Before the days of agile, scrum, and devops, software development was often done over many-month release cycles. This was largely because complexity in functional requirements, integrations, application architecture, development tools, and infrastructure made it difficult to operate faster development cycles. Even when agile development became a mainstream development process and development tools improved, organizations focused on release cycles that were on the order of several weeks to a few months.

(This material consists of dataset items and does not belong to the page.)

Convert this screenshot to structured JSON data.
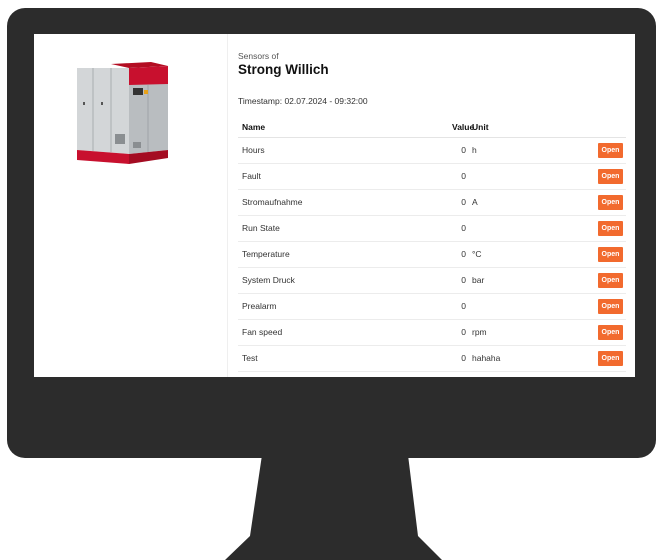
{
  "machine": {
    "subtitle": "Sensors of",
    "name": "Strong Willich",
    "timestamp": "Timestamp: 02.07.2024 - 09:32:00",
    "image_icon": "compressor-machine-icon"
  },
  "table": {
    "headers": {
      "name": "Name",
      "value": "Value",
      "unit": "Unit"
    },
    "open_label": "Open",
    "rows": [
      {
        "name": "Hours",
        "value": "0",
        "unit": "h"
      },
      {
        "name": "Fault",
        "value": "0",
        "unit": ""
      },
      {
        "name": "Stromaufnahme",
        "value": "0",
        "unit": "A"
      },
      {
        "name": "Run State",
        "value": "0",
        "unit": ""
      },
      {
        "name": "Temperature",
        "value": "0",
        "unit": "°C"
      },
      {
        "name": "System Druck",
        "value": "0",
        "unit": "bar"
      },
      {
        "name": "Prealarm",
        "value": "0",
        "unit": ""
      },
      {
        "name": "Fan speed",
        "value": "0",
        "unit": "rpm"
      },
      {
        "name": "Test",
        "value": "0",
        "unit": "hahaha"
      }
    ]
  },
  "colors": {
    "accent": "#f26a2e",
    "frame": "#2c2c2c",
    "machine_red": "#c8102e"
  }
}
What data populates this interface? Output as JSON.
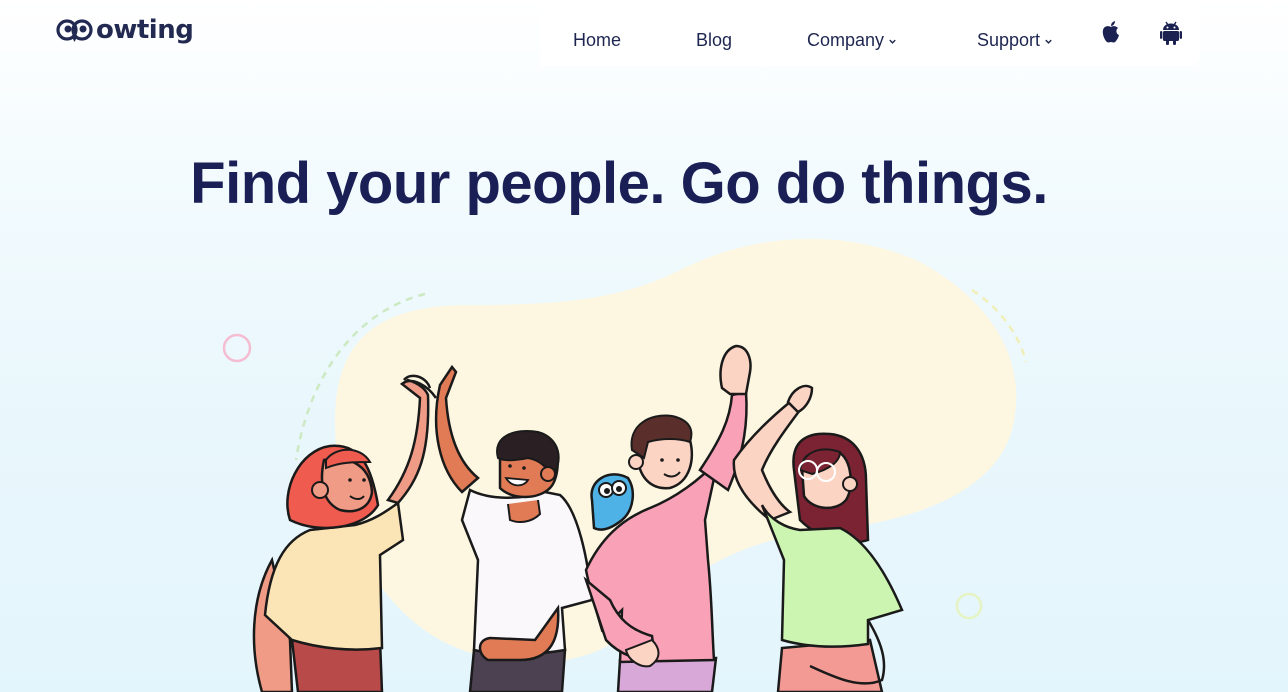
{
  "brand": {
    "name": "owting",
    "logo_icon": "owl-eyes-icon"
  },
  "nav": {
    "items": [
      {
        "label": "Home"
      },
      {
        "label": "Blog"
      },
      {
        "label": "Company",
        "icon": "chevron-down-icon"
      },
      {
        "label": "Support",
        "icon": "chevron-down-icon"
      }
    ],
    "store_icons": [
      "apple-icon",
      "android-icon"
    ]
  },
  "hero": {
    "title": "Find your people. Go do things."
  },
  "colors": {
    "navy": "#1b2150",
    "blob": "#fdf7e2",
    "bg": "#e6f6fc"
  }
}
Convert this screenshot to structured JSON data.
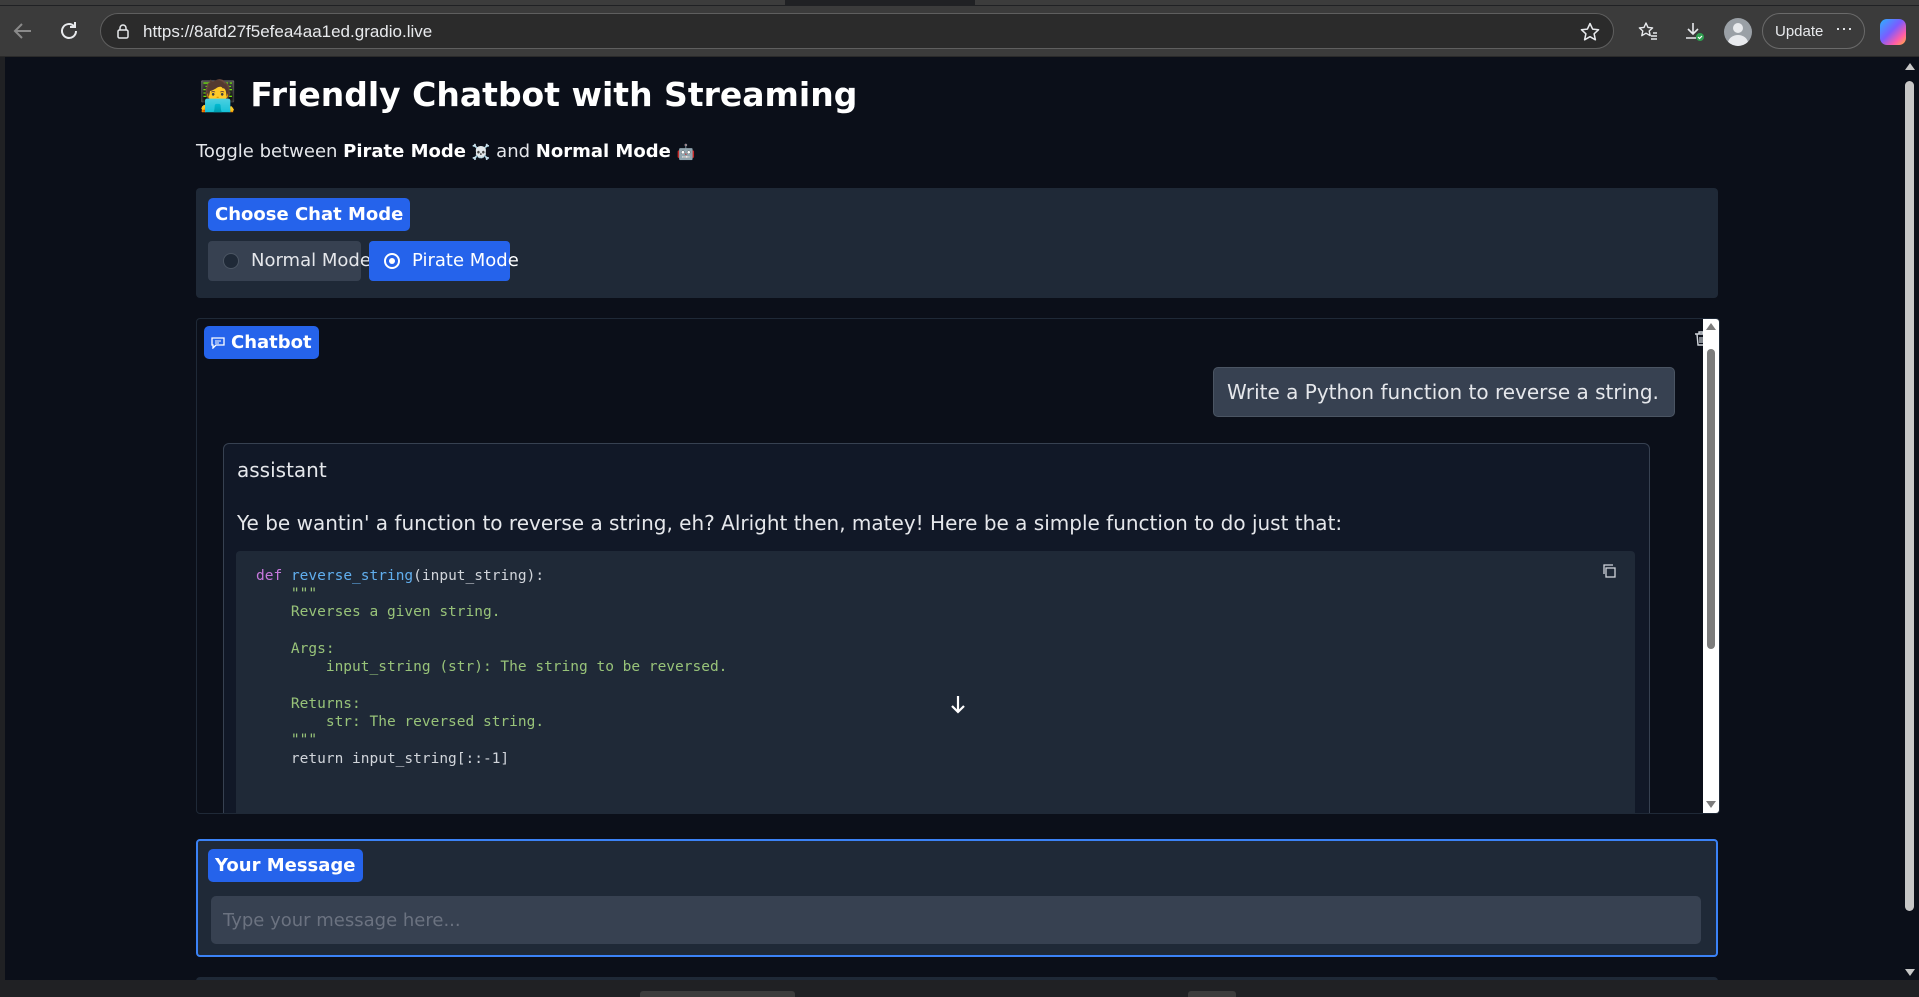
{
  "browser": {
    "url": "https://8afd27f5efea4aa1ed.gradio.live",
    "update_label": "Update",
    "more_label": "⋯"
  },
  "app": {
    "title": "Friendly Chatbot with Streaming",
    "title_emoji": "🧑‍💻",
    "subtitle": {
      "prefix": "Toggle between",
      "pirate": "Pirate Mode",
      "pirate_emoji": "☠️",
      "and": "and",
      "normal": "Normal Mode",
      "normal_emoji": "🤖"
    }
  },
  "mode": {
    "label": "Choose Chat Mode",
    "options": [
      {
        "label": "Normal Mode",
        "selected": false
      },
      {
        "label": "Pirate Mode",
        "selected": true
      }
    ]
  },
  "chatbot": {
    "label": "Chatbot",
    "user_message": "Write a Python function to reverse a string.",
    "assistant_role": "assistant",
    "assistant_text": "Ye be wantin' a function to reverse a string, eh? Alright then, matey! Here be a simple function to do just that:",
    "code": {
      "def_kw": "def",
      "func_name": "reverse_string",
      "signature_rest": "(input_string):",
      "lines": [
        "    \"\"\"",
        "    Reverses a given string.",
        "",
        "    Args:",
        "        input_string (str): The string to be reversed.",
        "",
        "    Returns:",
        "        str: The reversed string.",
        "    \"\"\"",
        "    return input_string[::-1]"
      ]
    }
  },
  "message": {
    "label": "Your Message",
    "placeholder": "Type your message here..."
  },
  "colors": {
    "accent": "#2563eb",
    "page_bg": "#0b0f19",
    "panel_bg": "#1f2937"
  }
}
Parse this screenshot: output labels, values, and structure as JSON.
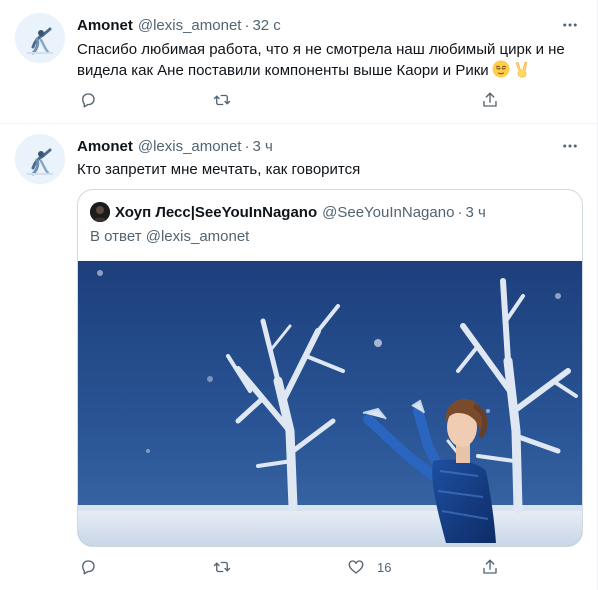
{
  "tweets": [
    {
      "author": "Amonet",
      "handle": "@lexis_amonet",
      "separator": "·",
      "time": "32 с",
      "text": "Спасибо любимая работа, что я не смотрела наш любимый цирк и не видела как Ане поставили компоненты выше Каори и Рики",
      "emojis": [
        "relieved-face-emoji",
        "victory-hand-emoji"
      ],
      "actions": {
        "reply": "",
        "retweet": "",
        "share": ""
      }
    },
    {
      "author": "Amonet",
      "handle": "@lexis_amonet",
      "separator": "·",
      "time": "3 ч",
      "text": "Кто запретит мне мечтать, как говорится",
      "quote": {
        "author": "Хоуп Лесс|SeeYouInNagano",
        "handle": "@SeeYouInNagano",
        "separator": "·",
        "time": "3 ч",
        "reply_to": "В ответ @lexis_amonet",
        "media": "figure-skater-photo"
      },
      "actions": {
        "reply": "",
        "retweet": "",
        "like_count": "16",
        "share": ""
      }
    }
  ],
  "icons": {
    "more": "more-icon",
    "reply": "reply-icon",
    "retweet": "retweet-icon",
    "like": "like-icon",
    "share": "share-icon"
  },
  "colors": {
    "text_primary": "#0f1419",
    "text_secondary": "#536471",
    "border": "#cfd9de",
    "divider": "#eff3f4"
  }
}
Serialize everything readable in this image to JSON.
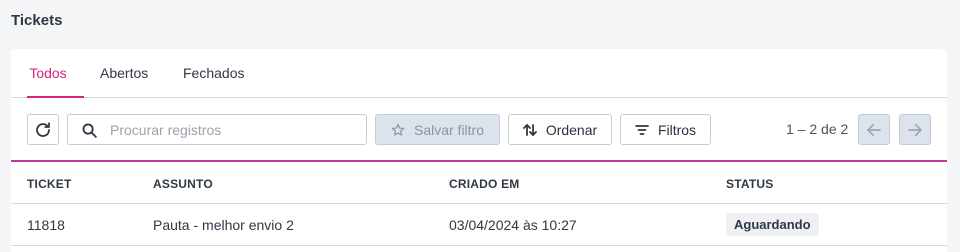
{
  "page": {
    "title": "Tickets"
  },
  "tabs": [
    {
      "label": "Todos",
      "active": true
    },
    {
      "label": "Abertos",
      "active": false
    },
    {
      "label": "Fechados",
      "active": false
    }
  ],
  "toolbar": {
    "refresh_icon": "refresh-icon",
    "search_placeholder": "Procurar registros",
    "search_value": "",
    "save_filter_label": "Salvar filtro",
    "order_label": "Ordenar",
    "filters_label": "Filtros",
    "pagination": "1 – 2 de 2"
  },
  "table": {
    "columns": [
      "TICKET",
      "ASSUNTO",
      "CRIADO EM",
      "STATUS"
    ],
    "rows": [
      {
        "ticket": "11818",
        "assunto": "Pauta - melhor envio 2",
        "criado_em": "03/04/2024 às 10:27",
        "status": "Aguardando"
      }
    ]
  },
  "colors": {
    "accent": "#d6247f",
    "divider": "#b93a95"
  }
}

Today, development teams that have implemented continuous integration and delivery (CI/CD) pipelines are taking steps to shorten their application release cycles. Continuous integration automates the build and kicks off test automations while continuous delivery automates code pushes and delivery processes to a targeted development or testing environment. The two processes—when managed with tools like Jenkins, TravisCI, CircleCI, Azure Pipelines, or AWS CodePipeline—automate the collaboration and plumbing that’s required for faster and more frequent application delivery.

But having CI/CD in itself is not sufficient. It also requires changes in business processes, culture, and other technical practices. Let’s look at some specifics.

Determine why shorter development cycles are needed

Going faster has some business and technical advantages. It enables faster time to market, especially where applications provide competitive value, enable significant productivity improvement, drive a happier workforce, or provide other usability improvements. It can also reduce risk when deployments have fewer changes and less likely to have unforeseen issues or dependencies. Organizations with very mature devops practices and operating in hypercompetitive areas may operationalize continuous deployments, the added practice of deploying to production multiple times per day.  

But going faster comes at a cost in maturing the technical and business processes that enable driving safely at a faster speed. In addition, continuous deployment may not be the right answer for your business or application especially if they affect mission-critical workflows, operate in regulated environments, or are life-impacting technologies.